I apply this to lots of things I do, particularly things I need to plan for such as going away on holiday. It helps me work out what I can do if I pace myself and what I need my husband and PA to do for me or help me with. Everything from gardening projects to sorting out piles of paperwork!

Sunny Clouds:
Personally, I think I'd find that system difficult because I'd be engaging in pedantry over categories, whereas I'd adapt the percentage thing to a rough heirarchy or approximate amounts.

That being said, I have tried in the past categorising tasks into sorts of activity, because I find it easier to do things if I alternate activities, and I find it easier to get stuff done if I feel I've done it to get out of doing something else.  Tricking myself and seeing the humour of doing it which doesn't stop it working.
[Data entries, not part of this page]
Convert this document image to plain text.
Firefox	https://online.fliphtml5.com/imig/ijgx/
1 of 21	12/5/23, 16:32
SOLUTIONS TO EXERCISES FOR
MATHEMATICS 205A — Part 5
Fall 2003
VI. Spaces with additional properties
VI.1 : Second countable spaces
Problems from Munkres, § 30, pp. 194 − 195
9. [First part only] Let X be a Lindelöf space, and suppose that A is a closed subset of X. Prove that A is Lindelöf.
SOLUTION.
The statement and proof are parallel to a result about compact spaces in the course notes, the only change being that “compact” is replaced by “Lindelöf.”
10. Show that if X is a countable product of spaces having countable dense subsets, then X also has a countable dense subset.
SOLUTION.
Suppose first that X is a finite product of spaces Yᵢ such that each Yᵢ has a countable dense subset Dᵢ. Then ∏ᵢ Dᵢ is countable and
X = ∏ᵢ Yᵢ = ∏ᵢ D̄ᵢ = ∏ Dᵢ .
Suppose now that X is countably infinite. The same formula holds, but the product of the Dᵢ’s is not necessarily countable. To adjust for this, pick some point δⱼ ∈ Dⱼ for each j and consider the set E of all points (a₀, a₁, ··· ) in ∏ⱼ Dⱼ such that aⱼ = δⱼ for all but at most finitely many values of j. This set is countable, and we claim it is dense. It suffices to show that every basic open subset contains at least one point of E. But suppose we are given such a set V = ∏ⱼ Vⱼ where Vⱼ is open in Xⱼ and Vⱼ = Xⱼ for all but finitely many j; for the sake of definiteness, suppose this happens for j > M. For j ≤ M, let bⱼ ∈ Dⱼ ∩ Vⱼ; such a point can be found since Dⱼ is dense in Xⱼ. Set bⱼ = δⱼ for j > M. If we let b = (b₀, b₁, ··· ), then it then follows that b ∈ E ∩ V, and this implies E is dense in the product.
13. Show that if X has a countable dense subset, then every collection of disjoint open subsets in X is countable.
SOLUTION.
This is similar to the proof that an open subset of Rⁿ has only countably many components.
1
But I think I could tweak my categories.  Maybe 'need help' could also get seen, for me, as 'something I'll put off if I don't adjust' or something.  I don't want 'need help' as a category, because something I've been in crisis over for a long time is not getting help, having to find the courage to do things myself.

I find myself wondering whether my 'alternate the activities' approach, i.e. alternating a bit of housework, a bit of paperwork, a phone call, a bit of housework etc.  (or different alternations) which for me is primarily about helping me cope with mental stuff would adapt for other sorts of problem.  E.g. for limited physical pain thresholds, alternate physical and non-physical.
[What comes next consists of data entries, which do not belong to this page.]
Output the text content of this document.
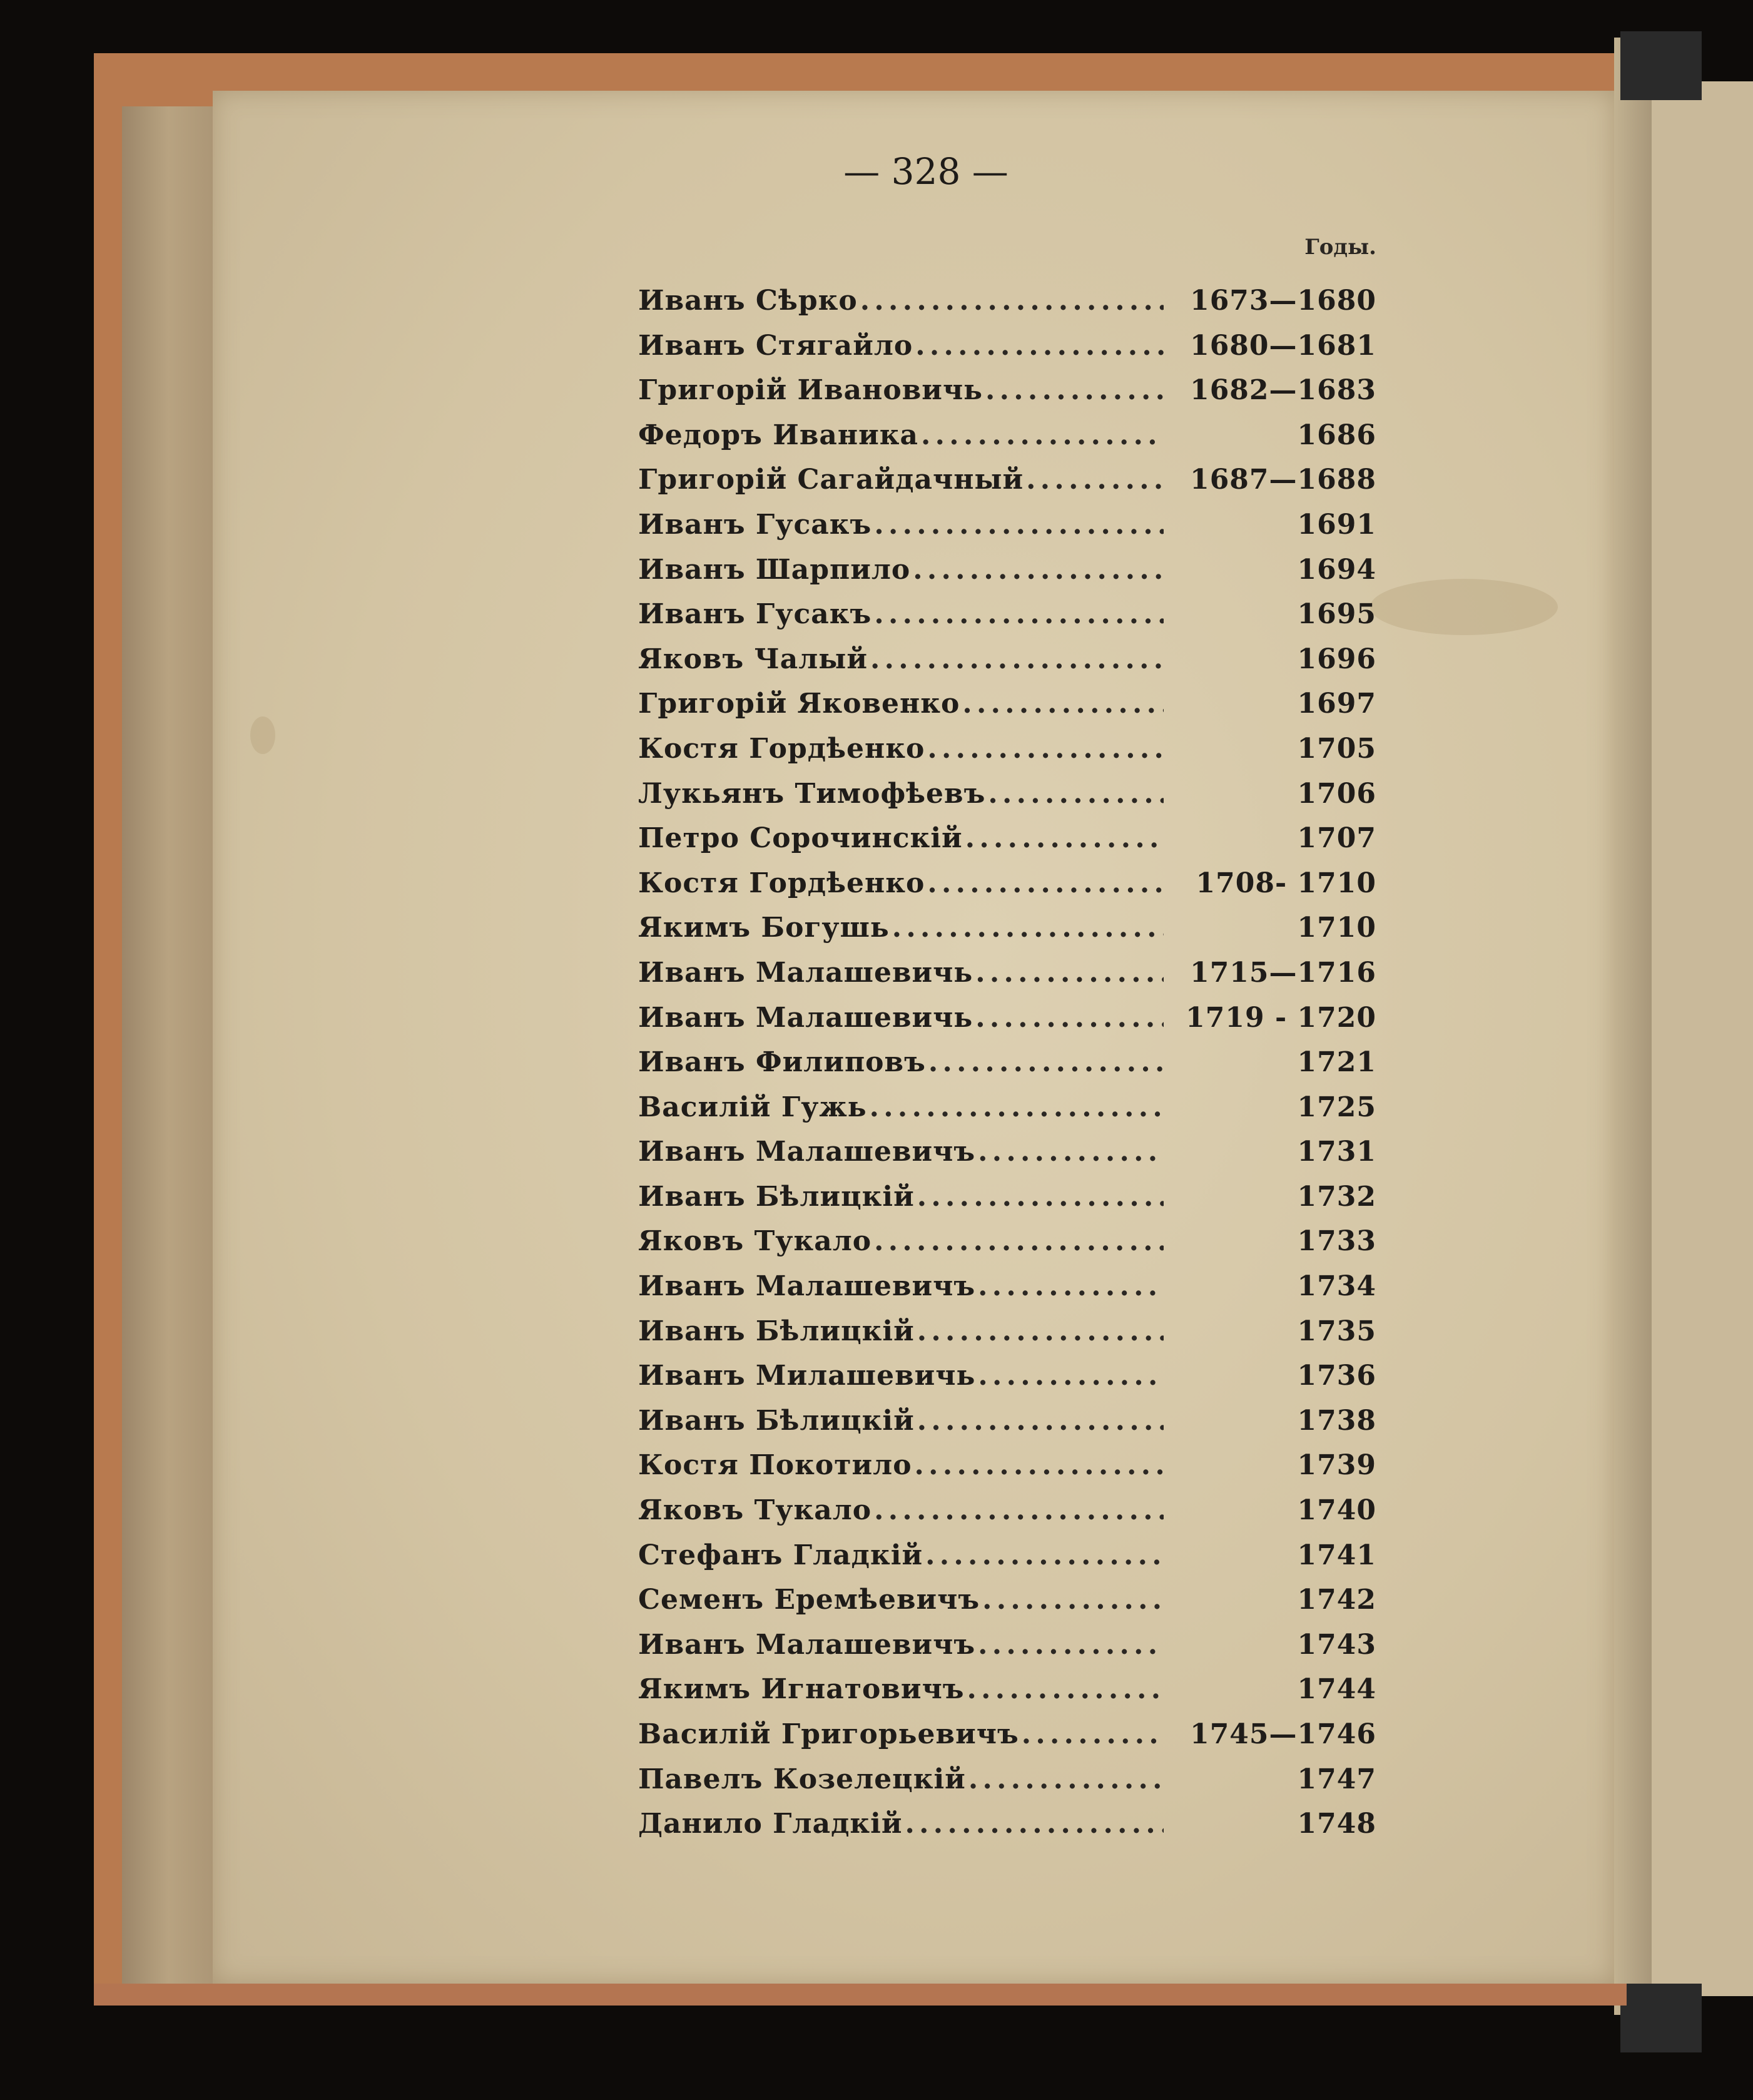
— 328 —
Годы.
Иванъ Сѣрко . . .	1673—1680
Иванъ Стягайло . . .	1680—1681
Григорій Ивановичь . . .	1682—1683
Федоръ Иваника . . .	1686
Григорій Сагайдачный . . .	1687—1688
Иванъ Гусакъ . . .	1691
Иванъ Шарпило . . .	1694
Иванъ Гусакъ . . .	1695
Яковъ Чалый . . .	1696
Григорій Яковенко . . .	1697
Костя Гордѣенко . . .	1705
Лукьянъ Тимофѣевъ . . .	1706
Петро Сорочинскій . . .	1707
Костя Гордѣенко . . .	1708- 1710
Якимъ Богушь . . .	1710
Иванъ Малашевичь . . .	1715—1716
Иванъ Малашевичь . . .	1719 - 1720
Иванъ Филиповъ . . .	1721
Василій Гужь . . .	1725
Иванъ Малашевичъ . . .	1731
Иванъ Бѣлицкій . . .	1732
Яковъ Тукало . . .	1733
Иванъ Малашевичъ . . .	1734
Иванъ Бѣлицкій . . .	1735
Иванъ Милашевичь . . .	1736
Иванъ Бѣлицкій . . .	1738
Костя Покотило . . .	1739
Яковъ Тукало . . .	1740
Стефанъ Гладкій . . .	1741
Семенъ Еремѣевичъ . . .	1742
Иванъ Малашевичъ . . .	1743
Якимъ Игнатовичъ . . .	1744
Василій Григорьевичъ . . .	1745—1746
Павелъ Козелецкій . . .	1747
Данило Гладкій . . .	1748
Ooh, I love stuff like this that gets me to play around with approaches to coping. Personally, I find that even if something doesn't work for me, just trying it helps in the sense of giving me a sense I haven't given up, and emotional effort is my biggest problem now.  I'm trying to find the word.  A term used for limited personal resources or capacity.

Fiz:
(((DD))) fentanyl patches out trump Buprenophine any day of the week so you're already on very strong analgesics. I'm sorry that despite that your pain is so difficult to cope with  :f_hug:


Fentanyl can cause fatigue and also reduce cortisol. Might be worth requesting an early morning cortisol levels blood test? Needs to be as close to 8am as possible which is a pain and must be no later than 9am. If your cortisol levels are low that can be treated which if they were low and you were treated for it that would lessen the fatigue. It's worth a blood test maybe. Just a thought.
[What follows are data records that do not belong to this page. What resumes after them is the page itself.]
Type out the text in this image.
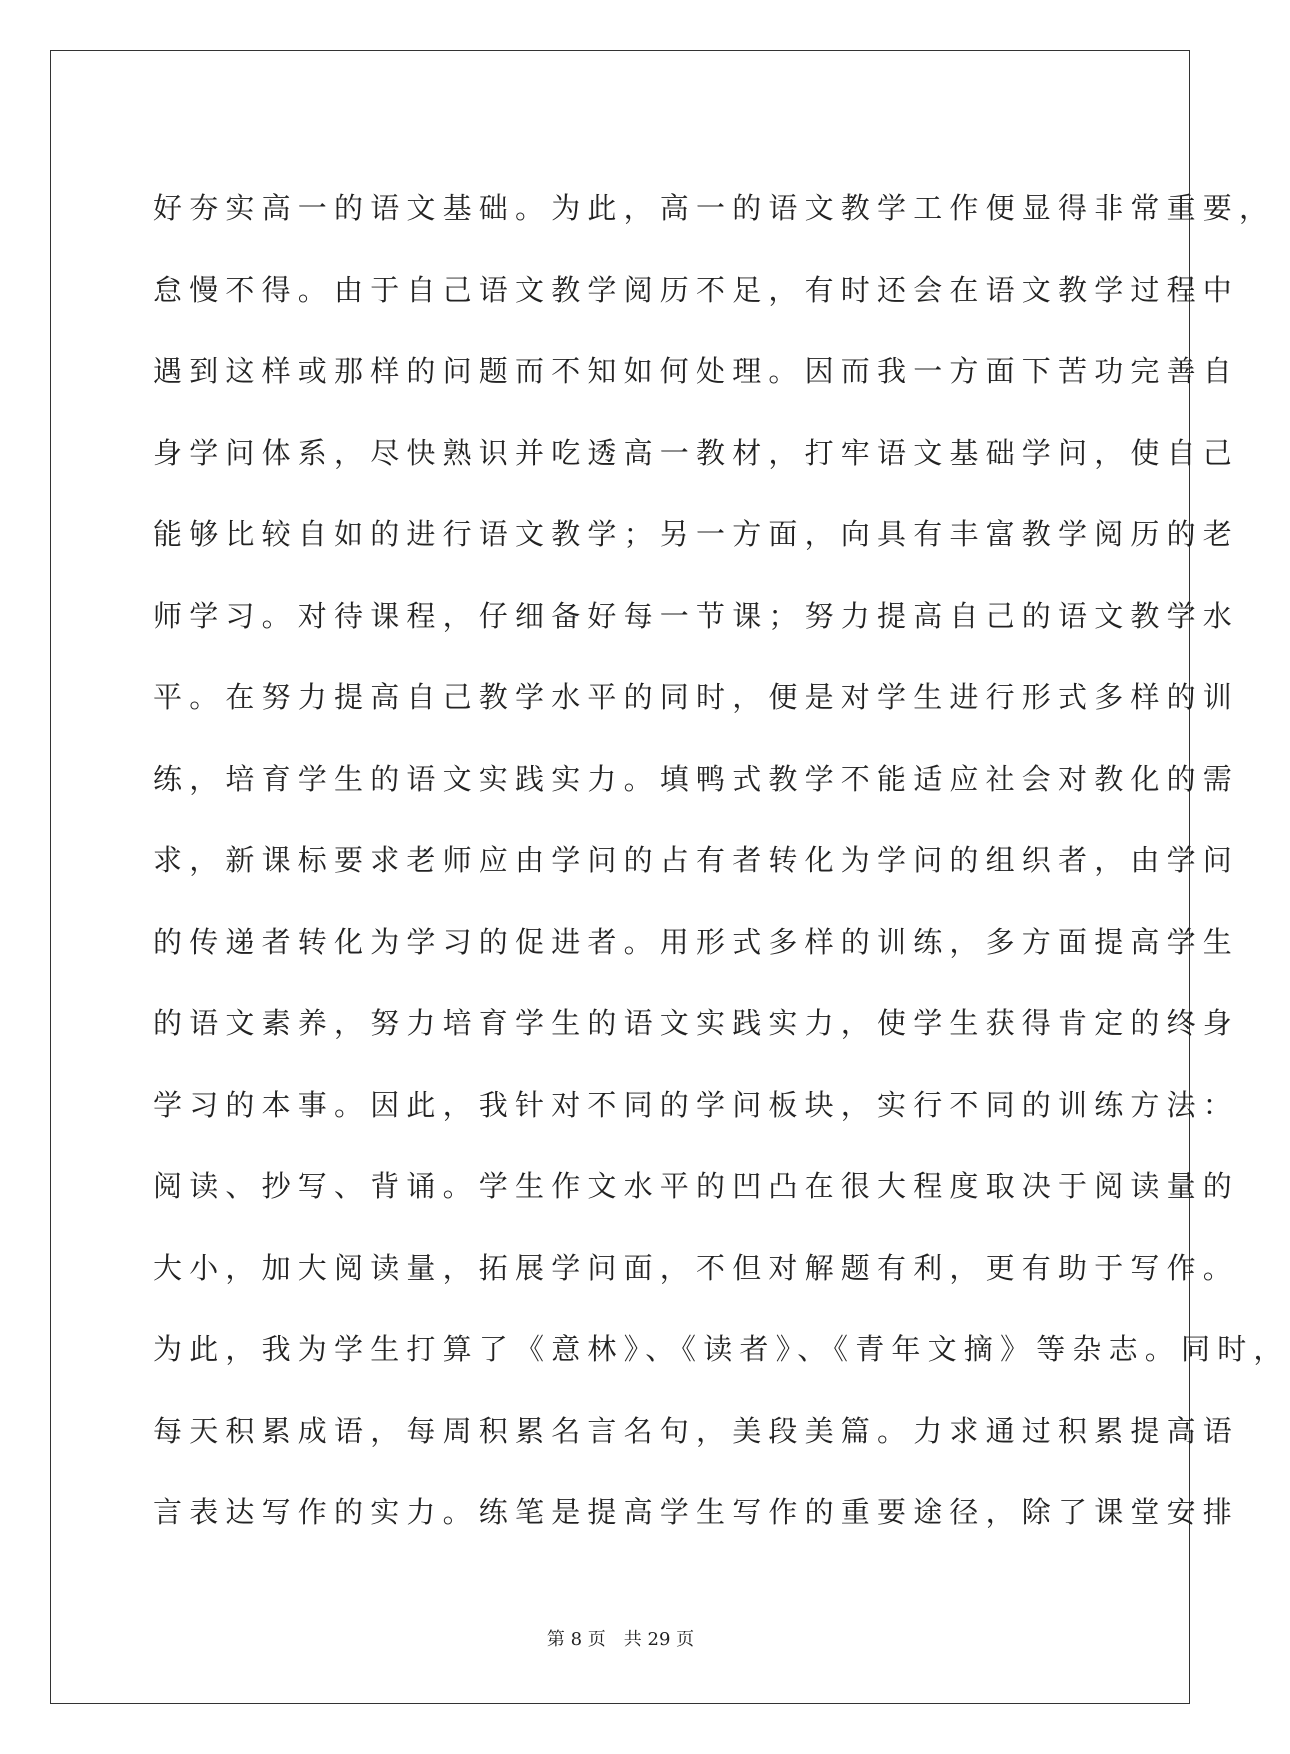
好夯实高一的语文基础。为此，高一的语文教学工作便显得非常重要，
怠慢不得。由于自己语文教学阅历不足，有时还会在语文教学过程中
遇到这样或那样的问题而不知如何处理。因而我一方面下苦功完善自
身学问体系，尽快熟识并吃透高一教材，打牢语文基础学问，使自己
能够比较自如的进行语文教学；另一方面，向具有丰富教学阅历的老
师学习。对待课程，仔细备好每一节课；努力提高自己的语文教学水
平。在努力提高自己教学水平的同时，便是对学生进行形式多样的训
练，培育学生的语文实践实力。填鸭式教学不能适应社会对教化的需
求，新课标要求老师应由学问的占有者转化为学问的组织者，由学问
的传递者转化为学习的促进者。用形式多样的训练，多方面提高学生
的语文素养，努力培育学生的语文实践实力，使学生获得肯定的终身
学习的本事。因此，我针对不同的学问板块，实行不同的训练方法：
阅读、抄写、背诵。学生作文水平的凹凸在很大程度取决于阅读量的
大小，加大阅读量，拓展学问面，不但对解题有利，更有助于写作。
为此，我为学生打算了《意林》、《读者》、《青年文摘》等杂志。同时，
每天积累成语，每周积累名言名句，美段美篇。力求通过积累提高语
言表达写作的实力。练笔是提高学生写作的重要途径，除了课堂安排
第 8 页　共 29 页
I think your pain management routine sounds well thought out and like it is the best method for you.

lankou:
Have you tried a TENS machine?

ditchdwellers:
Sunny - I love the way you thought about my pain management techniques and considered how to adapt them for your own needs!
Us Ouchers are nothing if not resourceful  :thumbsup: .


Fiz- please don't think I was playing pain Top Trumps; that really wasn't my intention and I didn't mean it to come across this way. Pain is pain and so subjective. Plus one person's tolerance and the rate at which they metabolise meds is very different from another person's.  :f_hug:
I had no idea that fentanyl affected cortisol levels and I will definitely ask about getting tested! Genius suggestion. I'm always looking at ways to reduce my fatigue and this may well help.


Lankou- brilliant idea about the TENS! I had completely forgotten about them. I tried one out about 30 years ago when I first started getting pain issues, but the problem was this was before diagnosis and treatment and I was trying to use it on too many joints for it to be effective.
Now I just need to focus on my lower back and no doubt the machines have improved since then!
Do you use one yourself? Can you recommend one?


Thanks my lovely friends for all your contributions and suggestions. It means a lot to me.